Justices for the Supreme Court of the state of Pennsylvania have struck down a countywide policy that barred those on probation from accessing medical cannabis.
The ruling determined that the local (Lebanon County) ban was in conflict with the state’s medical marijuana access law, which states that Pennsylvanians registered with the program shall not be punished for their use cannabis.
Commenting on the ruling, NORML’s Deputy Director Paul Armentano said: “This decision provides further validation that cannabis is medicine and that those Pennsylvanians who rely on it should not be treated any differently or be denied any rights under the law.”
Writing for the Court, Chief Justice Thomas G. Saylor opined: “The MMA (Medical Marijuana Act] contains an immunity provision protecting patients from government sanctions. Per the statute, no such individual ‘shall be subject to arrest, prosecution or penalty in any manner, or denied any right or privilege, … solely for lawful use of medical marijuana … or for any other action taken in accordance with this act.’ … Although ensuring strict adherence to the MMA by those possessing a valid medical marijuana card may be difficult, the alternative selected by the District of diluting the immunity afforded to probationer patients by the Act is simply not a viable option.”

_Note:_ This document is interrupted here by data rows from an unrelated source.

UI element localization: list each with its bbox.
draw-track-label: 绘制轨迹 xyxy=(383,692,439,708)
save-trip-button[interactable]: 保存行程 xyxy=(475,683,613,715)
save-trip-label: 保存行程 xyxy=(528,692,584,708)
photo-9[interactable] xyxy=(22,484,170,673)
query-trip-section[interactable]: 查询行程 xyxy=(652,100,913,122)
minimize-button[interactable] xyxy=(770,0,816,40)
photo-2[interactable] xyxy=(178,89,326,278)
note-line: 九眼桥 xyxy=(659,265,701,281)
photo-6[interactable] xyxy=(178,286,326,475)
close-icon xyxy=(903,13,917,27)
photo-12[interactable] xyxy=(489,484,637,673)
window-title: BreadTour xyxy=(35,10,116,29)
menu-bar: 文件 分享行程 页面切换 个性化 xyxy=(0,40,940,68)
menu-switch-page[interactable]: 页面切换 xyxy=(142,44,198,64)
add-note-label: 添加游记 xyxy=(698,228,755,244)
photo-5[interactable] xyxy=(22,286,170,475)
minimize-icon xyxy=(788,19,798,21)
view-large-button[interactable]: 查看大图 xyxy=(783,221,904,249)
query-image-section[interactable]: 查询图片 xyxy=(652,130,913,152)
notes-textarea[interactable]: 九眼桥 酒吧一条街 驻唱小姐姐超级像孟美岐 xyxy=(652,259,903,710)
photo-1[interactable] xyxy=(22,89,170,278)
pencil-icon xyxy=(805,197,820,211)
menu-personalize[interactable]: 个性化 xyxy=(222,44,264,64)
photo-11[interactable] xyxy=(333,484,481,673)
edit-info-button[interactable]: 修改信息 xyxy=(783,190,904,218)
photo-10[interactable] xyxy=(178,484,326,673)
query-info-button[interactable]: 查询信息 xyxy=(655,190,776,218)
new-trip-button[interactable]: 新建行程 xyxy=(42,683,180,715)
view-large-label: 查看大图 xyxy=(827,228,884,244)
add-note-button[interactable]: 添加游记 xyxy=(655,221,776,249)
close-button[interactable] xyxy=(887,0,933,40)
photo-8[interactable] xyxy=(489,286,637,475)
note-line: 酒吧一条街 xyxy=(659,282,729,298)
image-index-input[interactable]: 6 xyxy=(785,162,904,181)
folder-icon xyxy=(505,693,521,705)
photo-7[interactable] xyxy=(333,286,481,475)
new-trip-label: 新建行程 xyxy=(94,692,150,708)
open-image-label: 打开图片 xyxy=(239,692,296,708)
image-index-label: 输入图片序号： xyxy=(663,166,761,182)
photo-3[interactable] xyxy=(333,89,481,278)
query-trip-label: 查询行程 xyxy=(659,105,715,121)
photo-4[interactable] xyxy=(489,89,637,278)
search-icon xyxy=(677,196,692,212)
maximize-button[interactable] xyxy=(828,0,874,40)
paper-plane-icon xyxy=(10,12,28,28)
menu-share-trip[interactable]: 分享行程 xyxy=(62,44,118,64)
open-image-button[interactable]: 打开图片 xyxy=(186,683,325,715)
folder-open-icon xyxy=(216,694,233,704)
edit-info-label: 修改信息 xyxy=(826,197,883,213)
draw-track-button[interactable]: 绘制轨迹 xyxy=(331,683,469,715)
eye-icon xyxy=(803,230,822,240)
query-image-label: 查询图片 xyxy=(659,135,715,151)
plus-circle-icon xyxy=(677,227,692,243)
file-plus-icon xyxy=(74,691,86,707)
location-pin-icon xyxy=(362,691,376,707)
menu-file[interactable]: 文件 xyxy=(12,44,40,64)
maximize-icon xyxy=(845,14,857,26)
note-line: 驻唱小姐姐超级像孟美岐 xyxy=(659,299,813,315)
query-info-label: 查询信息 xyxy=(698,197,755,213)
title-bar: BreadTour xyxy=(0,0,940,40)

Justices further rejected the argument that those on probation may be prohibited from accessing medical cannabis because the substance is categorized as a Schedule I controlled substance under the federal Controlled Substances Act, finding: “The federal Controlled Substances Act does not (and could not) require states to enforce it. … In enacting the MMA, the Pennsylvania Legislature proceeded pursuant to its independent power to define state criminal law and promote the health and welfare of the citizenry. While the circumstances are certainly uneasy — since possession and use of medical marijuana remains a federal crime — we find that the District cannot require state level adherence to the federal prohibition, where the General Assembly has specifically undertaken to legalize the use of medical marijuana for enumerated therapeutic purposes.”
The case is Gass et al, v 52nd Judicial District, Lebanon County.